The Red Sox’ arbitration-free streak remains intact.
On the heels of Jacoby Ellsbury’s MVP-caliber season, the team announced it had reached a one-year, non-guaranteed contract Tuesday to avoid arbitration. CSNNE.com reports the deal is worth $8.05 million.
It gives the Red Sox outfielder a hefty raise from the $2.4 million that he earned during the 2011 season.
Ellsbury, 28, enjoyed a breakout campaign last year, setting career-highs with 46 doubles, 32 homers, 105 RBIs, 119 runs and 52 walks en route to finishing second — behind Detroit pitcher Justin Verlander — in the American League MVP voting.

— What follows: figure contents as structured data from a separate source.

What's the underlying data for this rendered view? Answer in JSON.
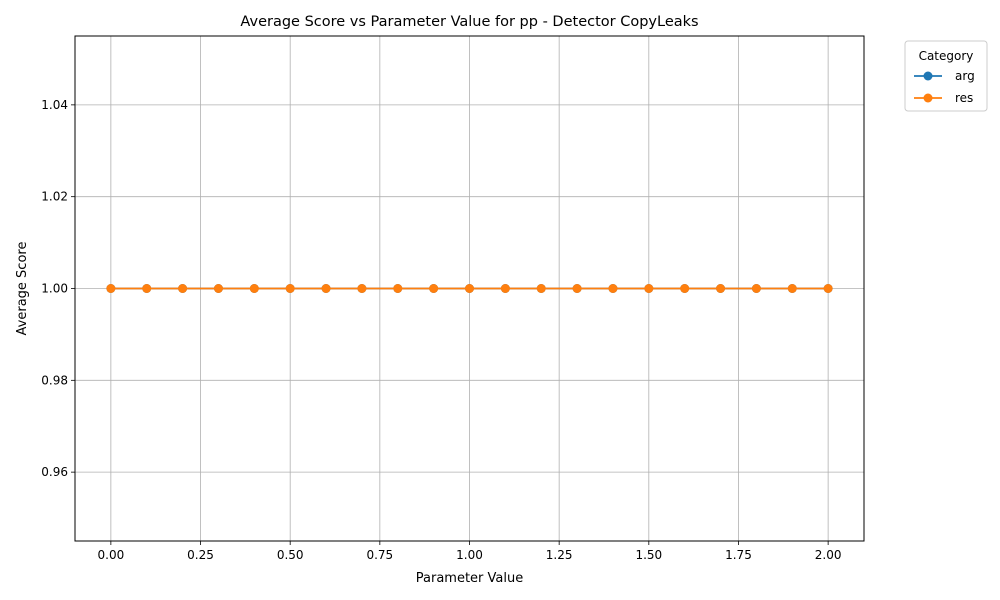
{
  "chart_data": {
    "type": "line",
    "title": "Average Score vs Parameter Value for pp - Detector CopyLeaks",
    "xlabel": "Parameter Value",
    "ylabel": "Average Score",
    "xlim": [
      -0.1,
      2.1
    ],
    "ylim": [
      0.945,
      1.055
    ],
    "x_ticks": [
      "0.00",
      "0.25",
      "0.50",
      "0.75",
      "1.00",
      "1.25",
      "1.50",
      "1.75",
      "2.00"
    ],
    "x_tick_values": [
      0,
      0.25,
      0.5,
      0.75,
      1.0,
      1.25,
      1.5,
      1.75,
      2.0
    ],
    "y_ticks": [
      "0.96",
      "0.98",
      "1.00",
      "1.02",
      "1.04"
    ],
    "y_tick_values": [
      0.96,
      0.98,
      1.0,
      1.02,
      1.04
    ],
    "grid": true,
    "legend": {
      "title": "Category",
      "placement": "outside top-right"
    },
    "x": [
      0,
      0.1,
      0.2,
      0.3,
      0.4,
      0.5,
      0.6,
      0.7,
      0.8,
      0.9,
      1.0,
      1.1,
      1.2,
      1.3,
      1.4,
      1.5,
      1.6,
      1.7,
      1.8,
      1.9,
      2.0
    ],
    "series": [
      {
        "name": "arg",
        "color": "#1f77b4",
        "values": [
          1,
          1,
          1,
          1,
          1,
          1,
          1,
          1,
          1,
          1,
          1,
          1,
          1,
          1,
          1,
          1,
          1,
          1,
          1,
          1,
          1
        ]
      },
      {
        "name": "res",
        "color": "#ff7f0e",
        "values": [
          1,
          1,
          1,
          1,
          1,
          1,
          1,
          1,
          1,
          1,
          1,
          1,
          1,
          1,
          1,
          1,
          1,
          1,
          1,
          1,
          1
        ]
      }
    ]
  }
}
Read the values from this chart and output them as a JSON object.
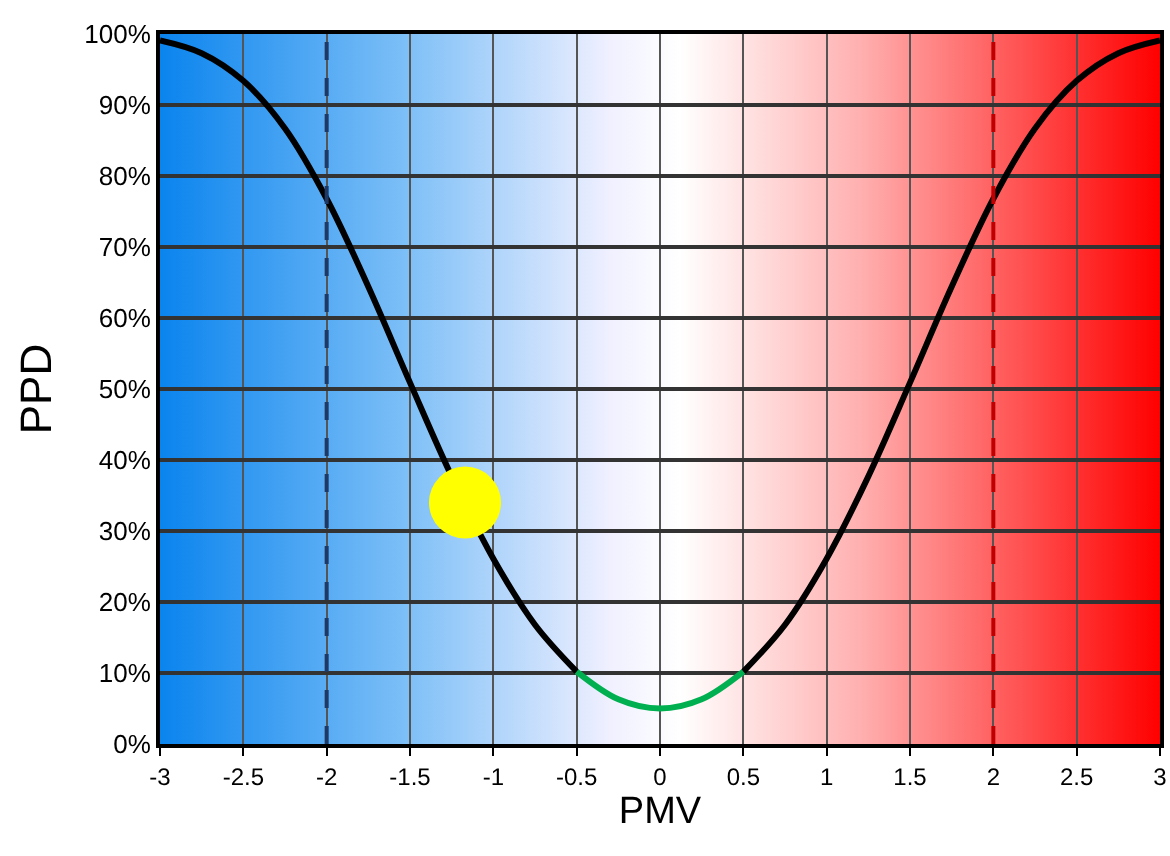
{
  "chart_data": {
    "type": "line",
    "xlabel": "PMV",
    "ylabel": "PPD",
    "xlim": [
      -3,
      3
    ],
    "xticks": [
      -3,
      -2.5,
      -2,
      -1.5,
      -1,
      -0.5,
      0,
      0.5,
      1,
      1.5,
      2,
      2.5,
      3
    ],
    "ylim": [
      0,
      100
    ],
    "yticks": [
      {
        "value": 0,
        "label": "0%"
      },
      {
        "value": 10,
        "label": "10%"
      },
      {
        "value": 20,
        "label": "20%"
      },
      {
        "value": 30,
        "label": "30%"
      },
      {
        "value": 40,
        "label": "40%"
      },
      {
        "value": 50,
        "label": "50%"
      },
      {
        "value": 60,
        "label": "60%"
      },
      {
        "value": 70,
        "label": "70%"
      },
      {
        "value": 80,
        "label": "80%"
      },
      {
        "value": 90,
        "label": "90%"
      },
      {
        "value": 100,
        "label": "100%"
      }
    ],
    "grid": true,
    "legend": false,
    "marker": "none",
    "line_style": "solid",
    "series": [
      {
        "color": "#000000",
        "x": [
          -3,
          -2.75,
          -2.5,
          -2.25,
          -2,
          -1.75,
          -1.5,
          -1.25,
          -1,
          -0.75,
          -0.5,
          0,
          0.5,
          0.75,
          1,
          1.25,
          1.5,
          1.75,
          2,
          2.25,
          2.5,
          2.75,
          3
        ],
        "values": [
          99.1,
          97.3,
          93.4,
          86.7,
          76.8,
          64.4,
          50.9,
          37.7,
          26.1,
          16.8,
          10.2,
          null,
          10.2,
          16.8,
          26.1,
          37.7,
          50.9,
          64.4,
          76.8,
          86.7,
          93.4,
          97.3,
          99.1
        ]
      },
      {
        "color": "#00b050",
        "x": [
          -0.5,
          -0.25,
          0,
          0.25,
          0.5
        ],
        "values": [
          10.2,
          6.3,
          5,
          6.3,
          10.2
        ]
      },
      {
        "type": "scatter",
        "color": "#ffff00",
        "marker": "circle",
        "x": [
          -1.17
        ],
        "values": [
          34
        ]
      }
    ],
    "ref_lines": [
      {
        "axis": "x",
        "value": -2,
        "color": "#1f3864",
        "line_style": "dashed"
      },
      {
        "axis": "x",
        "value": 2,
        "color": "#c00000",
        "line_style": "dashed"
      }
    ]
  }
}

A first-time All-Star in 2011, Ellsbury flourished in the leadoff spot for the Red Sox, hitting .321 and swiping 39 bases. With the performance, he became the first player in franchise history to post a 30-homer, 30-steal season.
Despite Ellsbury’s phenomenal season, however, general manager Ben Cherington said both parties only discussed a one-year deal during negotiations.
In addition to locking up Ellsbury, the Red Sox also reached agreements with Mike Aviles, Jarrod Saltalamacchia, Franklin Morales and Ryan Sweeney in recent days to avoid arbitration.
The last time the Red Sox went to arbitration occurred during Dan Duquette‘s time as general manager in 2002, when the Red Sox and former right-handed pitcher Rolando Arrojo couldn’t avoid the process.